Baker, John H. (John Hamilton). Une introduction à l’histoire juridique anglaise. Cinquième édition. Il s’agit de la première édition de l’édition 2019 de l’édition 2019.
Bilder, Marie Sarah. “Les origines corporatives du contrôle judiciaire.”Yale Law Journal 116, no. 3 (2006): 502-566.
Bilder, Marie Sarah. “Établissement anglais et Gouvernance locale.” dans l’Histoire du droit de Cambridge en Amérique. EDS. Il s’agit de l’un des plus grands noms de la littérature française. Il s’agit de la première édition de la série télévisée américaine. p. 63 à 103.
Chroust, Anton-Hermann. L’Idée d’Entreprise et le Corps Politique au Moyen Âge. La Revue de la politique, vol. 9, n° 4 (Oct., 1947), p. 423 à 452.
Guenther, David B. “Of Bodies Politic and Pecuniary: A Brief History of Corporate Purpose”, Michigan Business & Revue de droit entrepreneurial, Vol. 9, n ° 1 (2020).
Kantorowicz, H. Les Deux corps du Roi, Une étude en Théologie politique médiévale (Princeton: Princeton University Press, 2016).
F.W. Maitland, ” La Couronne en tant que société “, dans Les Documents collectés, éd. H.A.L. Fisher, vol. 3. (Cambridge: Cambridge University Press, 1911).
Osgood, Herbert L. “La Société en tant que forme de gouvernement colonial.” Political Science Quarterly, Vol. 11, n° 2 (juin., 1896), p. 259 à 277.

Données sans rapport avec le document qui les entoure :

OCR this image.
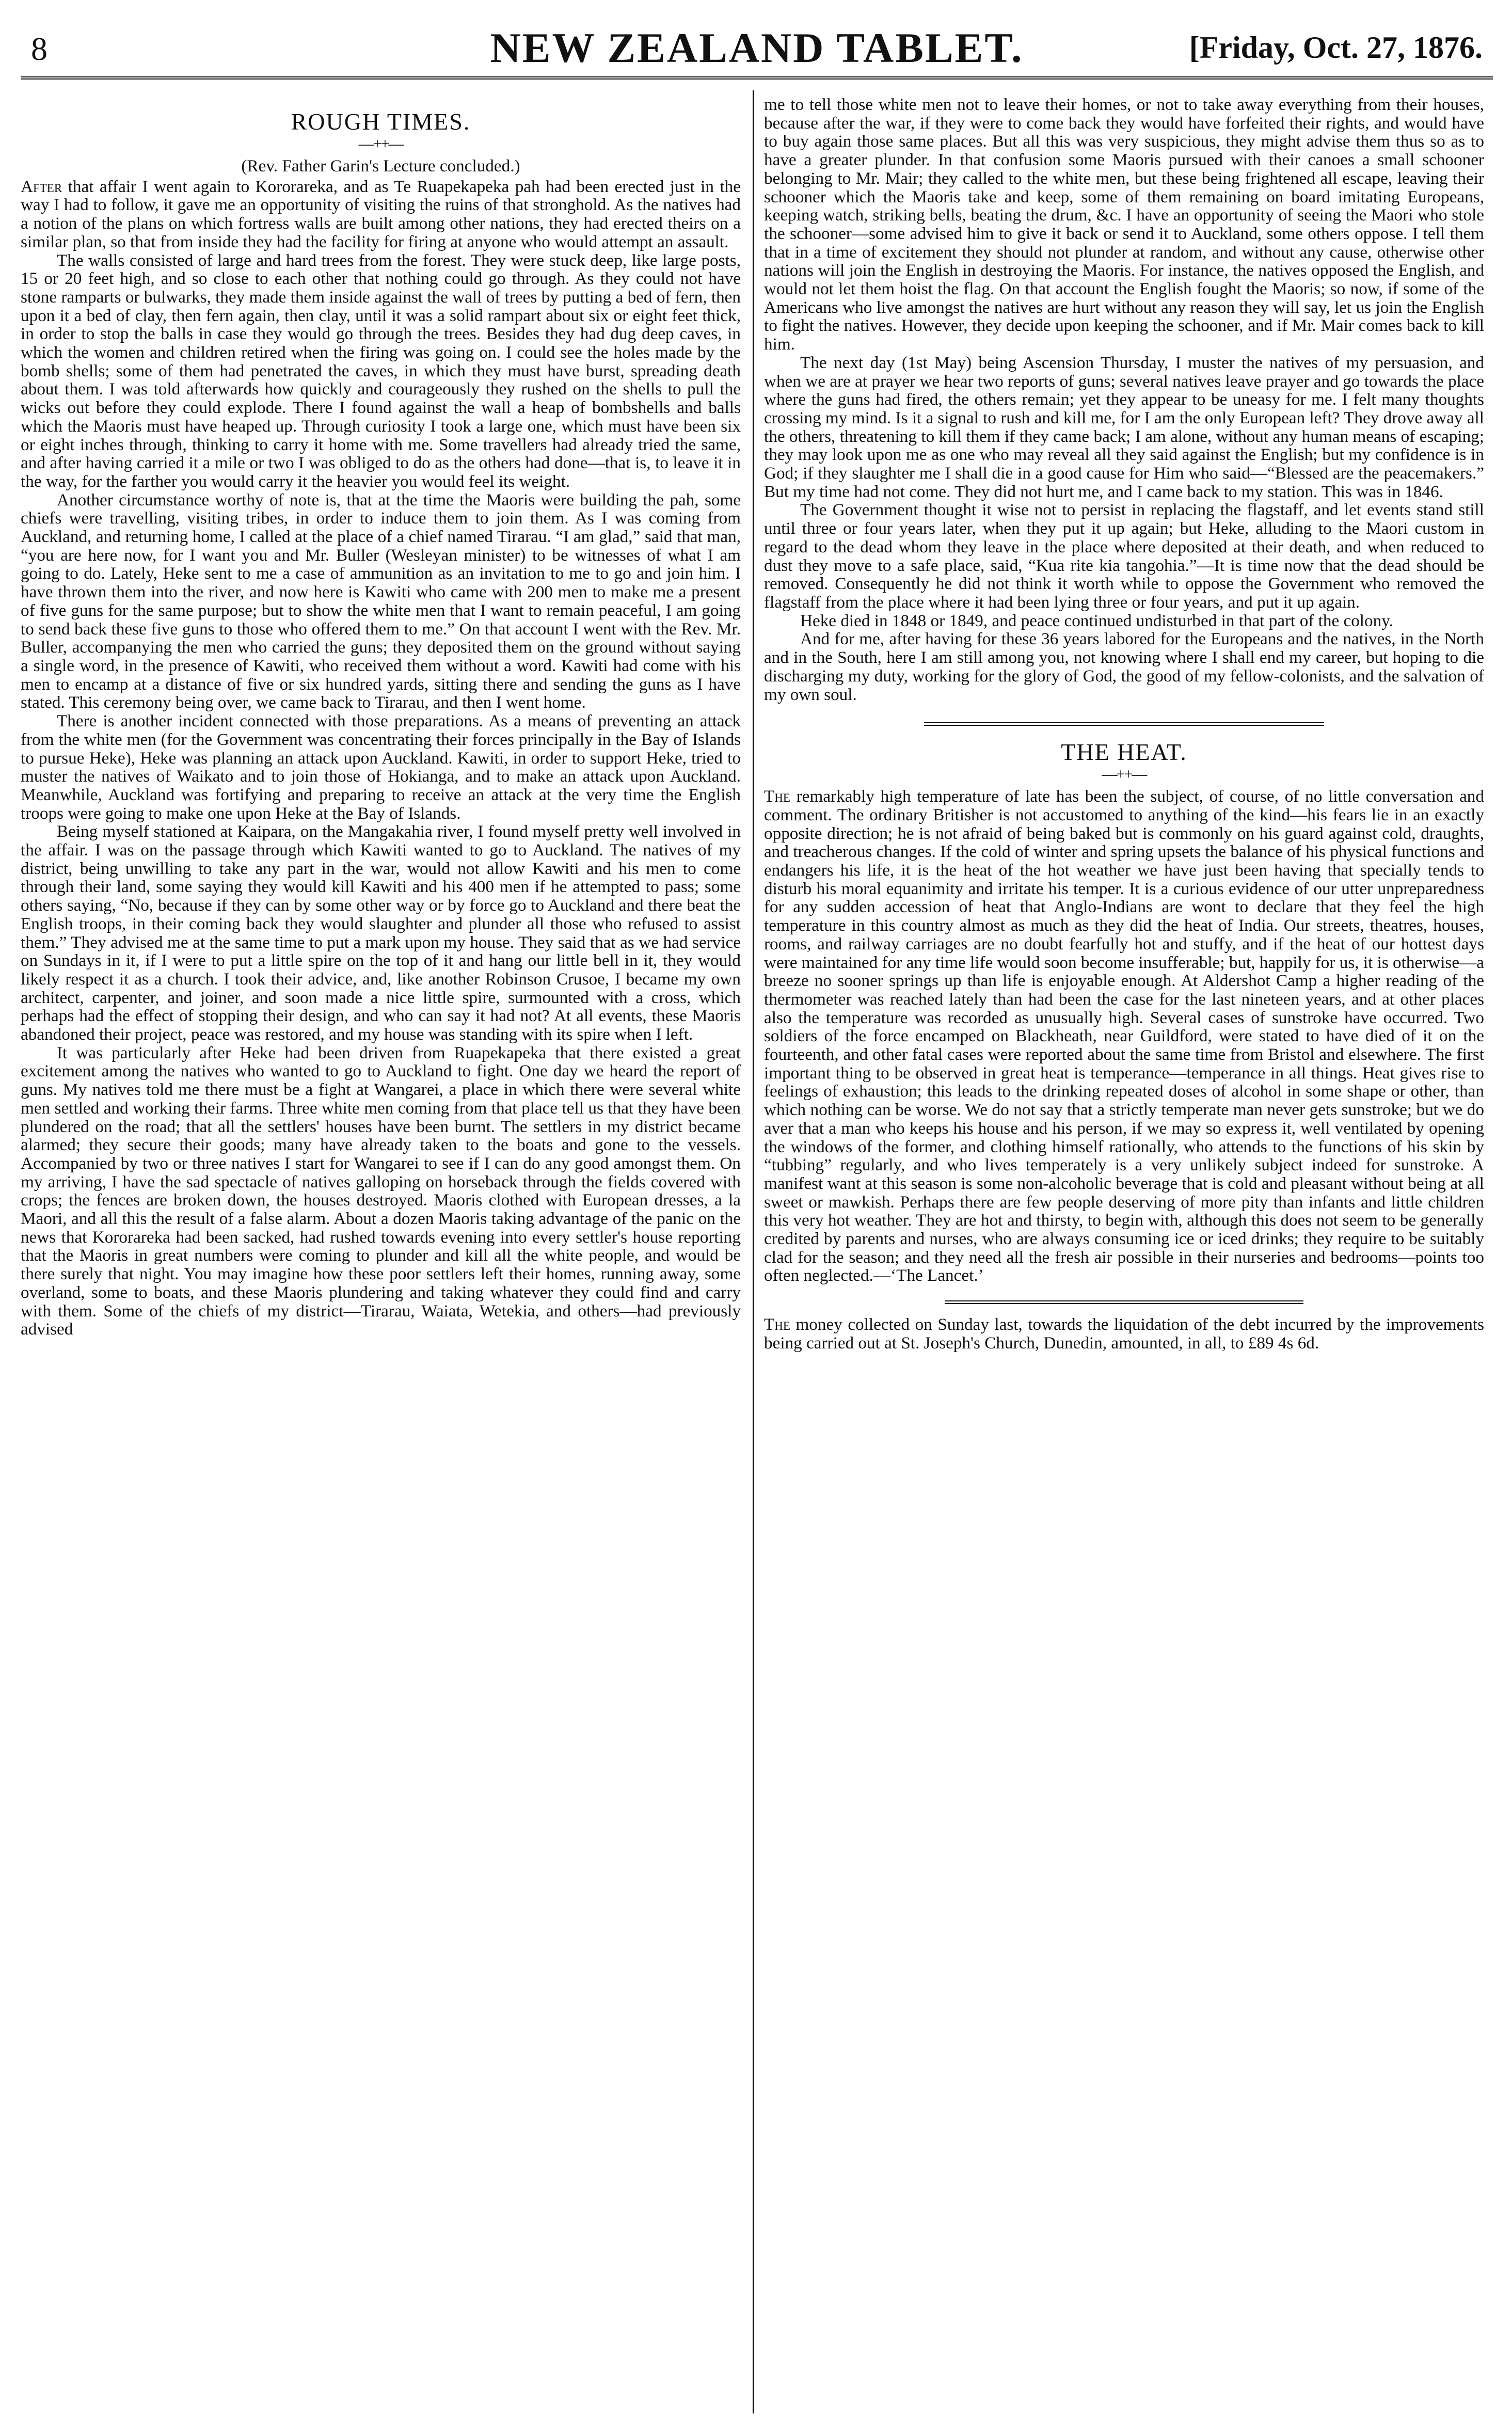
8	NEW ZEALAND TABLET.	[Friday, Oct. 27, 1876.
ROUGH TIMES.
—++—
(Rev. Father Garin's Lecture concluded.)

After that affair I went again to Kororareka, and as Te Ruapekapeka pah had been erected just in the way I had to follow, it gave me an opportunity of visiting the ruins of that stronghold. As the natives had a notion of the plans on which fortress walls are built among other nations, they had erected theirs on a similar plan, so that from inside they had the facility for firing at anyone who would attempt an assault.

The walls consisted of large and hard trees from the forest. They were stuck deep, like large posts, 15 or 20 feet high, and so close to each other that nothing could go through. As they could not have stone ramparts or bulwarks, they made them inside against the wall of trees by putting a bed of fern, then upon it a bed of clay, then fern again, then clay, until it was a solid rampart about six or eight feet thick, in order to stop the balls in case they would go through the trees. Besides they had dug deep caves, in which the women and children retired when the firing was going on. I could see the holes made by the bomb shells; some of them had penetrated the caves, in which they must have burst, spreading death about them. I was told afterwards how quickly and courageously they rushed on the shells to pull the wicks out before they could explode. There I found against the wall a heap of bombshells and balls which the Maoris must have heaped up. Through curiosity I took a large one, which must have been six or eight inches through, thinking to carry it home with me. Some travellers had already tried the same, and after having carried it a mile or two I was obliged to do as the others had done—that is, to leave it in the way, for the farther you would carry it the heavier you would feel its weight.

Another circumstance worthy of note is, that at the time the Maoris were building the pah, some chiefs were travelling, visiting tribes, in order to induce them to join them. As I was coming from Auckland, and returning home, I called at the place of a chief named Tirarau. “I am glad,” said that man, “you are here now, for I want you and Mr. Buller (Wesleyan minister) to be witnesses of what I am going to do. Lately, Heke sent to me a case of ammunition as an invitation to me to go and join him. I have thrown them into the river, and now here is Kawiti who came with 200 men to make me a present of five guns for the same purpose; but to show the white men that I want to remain peaceful, I am going to send back these five guns to those who offered them to me.” On that account I went with the Rev. Mr. Buller, accompanying the men who carried the guns; they deposited them on the ground without saying a single word, in the presence of Kawiti, who received them without a word. Kawiti had come with his men to encamp at a distance of five or six hundred yards, sitting there and sending the guns as I have stated. This ceremony being over, we came back to Tirarau, and then I went home.

There is another incident connected with those preparations. As a means of preventing an attack from the white men (for the Government was concentrating their forces principally in the Bay of Islands to pursue Heke), Heke was planning an attack upon Auckland. Kawiti, in order to support Heke, tried to muster the natives of Waikato and to join those of Hokianga, and to make an attack upon Auckland. Meanwhile, Auckland was fortifying and preparing to receive an attack at the very time the English troops were going to make one upon Heke at the Bay of Islands.

Being myself stationed at Kaipara, on the Mangakahia river, I found myself pretty well involved in the affair. I was on the passage through which Kawiti wanted to go to Auckland. The natives of my district, being unwilling to take any part in the war, would not allow Kawiti and his men to come through their land, some saying they would kill Kawiti and his 400 men if he attempted to pass; some others saying, “No, because if they can by some other way or by force go to Auckland and there beat the English troops, in their coming back they would slaughter and plunder all those who refused to assist them.” They advised me at the same time to put a mark upon my house. They said that as we had service on Sundays in it, if I were to put a little spire on the top of it and hang our little bell in it, they would likely respect it as a church. I took their advice, and, like another Robinson Crusoe, I became my own architect, carpenter, and joiner, and soon made a nice little spire, surmounted with a cross, which perhaps had the effect of stopping their design, and who can say it had not? At all events, these Maoris abandoned their project, peace was restored, and my house was standing with its spire when I left.

It was particularly after Heke had been driven from Ruapekapeka that there existed a great excitement among the natives who wanted to go to Auckland to fight. One day we heard the report of guns. My natives told me there must be a fight at Wangarei, a place in which there were several white men settled and working their farms. Three white men coming from that place tell us that they have been plundered on the road; that all the settlers' houses have been burnt. The settlers in my district became alarmed; they secure their goods; many have already taken to the boats and gone to the vessels. Accompanied by two or three natives I start for Wangarei to see if I can do any good amongst them. On my arriving, I have the sad spectacle of natives galloping on horseback through the fields covered with crops; the fences are broken down, the houses destroyed. Maoris clothed with European dresses, a la Maori, and all this the result of a false alarm. About a dozen Maoris taking advantage of the panic on the news that Kororareka had been sacked, had rushed towards evening into every settler's house reporting that the Maoris in great numbers were coming to plunder and kill all the white people, and would be there surely that night. You may imagine how these poor settlers left their homes, running away, some overland, some to boats, and these Maoris plundering and taking whatever they could find and carry with them. Some of the chiefs of my district—Tirarau, Waiata, Wetekia, and others—had previously advised

me to tell those white men not to leave their homes, or not to take away everything from their houses, because after the war, if they were to come back they would have forfeited their rights, and would have to buy again those same places. But all this was very suspicious, they might advise them thus so as to have a greater plunder. In that confusion some Maoris pursued with their canoes a small schooner belonging to Mr. Mair; they called to the white men, but these being frightened all escape, leaving their schooner which the Maoris take and keep, some of them remaining on board imitating Europeans, keeping watch, striking bells, beating the drum, &c. I have an opportunity of seeing the Maori who stole the schooner—some advised him to give it back or send it to Auckland, some others oppose. I tell them that in a time of excitement they should not plunder at random, and without any cause, otherwise other nations will join the English in destroying the Maoris. For instance, the natives opposed the English, and would not let them hoist the flag. On that account the English fought the Maoris; so now, if some of the Americans who live amongst the natives are hurt without any reason they will say, let us join the English to fight the natives. However, they decide upon keeping the schooner, and if Mr. Mair comes back to kill him.

The next day (1st May) being Ascension Thursday, I muster the natives of my persuasion, and when we are at prayer we hear two reports of guns; several natives leave prayer and go towards the place where the guns had fired, the others remain; yet they appear to be uneasy for me. I felt many thoughts crossing my mind. Is it a signal to rush and kill me, for I am the only European left? They drove away all the others, threatening to kill them if they came back; I am alone, without any human means of escaping; they may look upon me as one who may reveal all they said against the English; but my confidence is in God; if they slaughter me I shall die in a good cause for Him who said—“Blessed are the peacemakers.” But my time had not come. They did not hurt me, and I came back to my station. This was in 1846.

The Government thought it wise not to persist in replacing the flagstaff, and let events stand still until three or four years later, when they put it up again; but Heke, alluding to the Maori custom in regard to the dead whom they leave in the place where deposited at their death, and when reduced to dust they move to a safe place, said, “Kua rite kia tangohia.”—It is time now that the dead should be removed. Consequently he did not think it worth while to oppose the Government who removed the flagstaff from the place where it had been lying three or four years, and put it up again.

Heke died in 1848 or 1849, and peace continued undisturbed in that part of the colony.

And for me, after having for these 36 years labored for the Europeans and the natives, in the North and in the South, here I am still among you, not knowing where I shall end my career, but hoping to die discharging my duty, working for the glory of God, the good of my fellow-colonists, and the salvation of my own soul.

THE HEAT.
—++—

The remarkably high temperature of late has been the subject, of course, of no little conversation and comment. The ordinary Britisher is not accustomed to anything of the kind—his fears lie in an exactly opposite direction; he is not afraid of being baked but is commonly on his guard against cold, draughts, and treacherous changes. If the cold of winter and spring upsets the balance of his physical functions and endangers his life, it is the heat of the hot weather we have just been having that specially tends to disturb his moral equanimity and irritate his temper. It is a curious evidence of our utter unpreparedness for any sudden accession of heat that Anglo-Indians are wont to declare that they feel the high temperature in this country almost as much as they did the heat of India. Our streets, theatres, houses, rooms, and railway carriages are no doubt fearfully hot and stuffy, and if the heat of our hottest days were maintained for any time life would soon become insufferable; but, happily for us, it is otherwise—a breeze no sooner springs up than life is enjoyable enough. At Aldershot Camp a higher reading of the thermometer was reached lately than had been the case for the last nineteen years, and at other places also the temperature was recorded as unusually high. Several cases of sunstroke have occurred. Two soldiers of the force encamped on Blackheath, near Guildford, were stated to have died of it on the fourteenth, and other fatal cases were reported about the same time from Bristol and elsewhere. The first important thing to be observed in great heat is temperance—temperance in all things. Heat gives rise to feelings of exhaustion; this leads to the drinking repeated doses of alcohol in some shape or other, than which nothing can be worse. We do not say that a strictly temperate man never gets sunstroke; but we do aver that a man who keeps his house and his person, if we may so express it, well ventilated by opening the windows of the former, and clothing himself rationally, who attends to the functions of his skin by “tubbing” regularly, and who lives temperately is a very unlikely subject indeed for sunstroke. A manifest want at this season is some non-alcoholic beverage that is cold and pleasant without being at all sweet or mawkish. Perhaps there are few people deserving of more pity than infants and little children this very hot weather. They are hot and thirsty, to begin with, although this does not seem to be generally credited by parents and nurses, who are always consuming ice or iced drinks; they require to be suitably clad for the season; and they need all the fresh air possible in their nurseries and bedrooms—points too often neglected.—‘The Lancet.’

The money collected on Sunday last, towards the liquidation of the debt incurred by the improvements being carried out at St. Joseph's Church, Dunedin, amounted, in all, to £89 4s 6d.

Seavoy, Ronald E. The origins of the American business corporation, 1784-1855: élargir le concept de service public pendant l’industrialisation. (Westport, Connecticut.: Greenwood Press, 1982).
Williston, Samuel. “Histoire du droit des sociétés par actions avant 1800 I”, Harvard Law Review, 2, No 3 (Oct. 15, 1888), p. 105 à 124.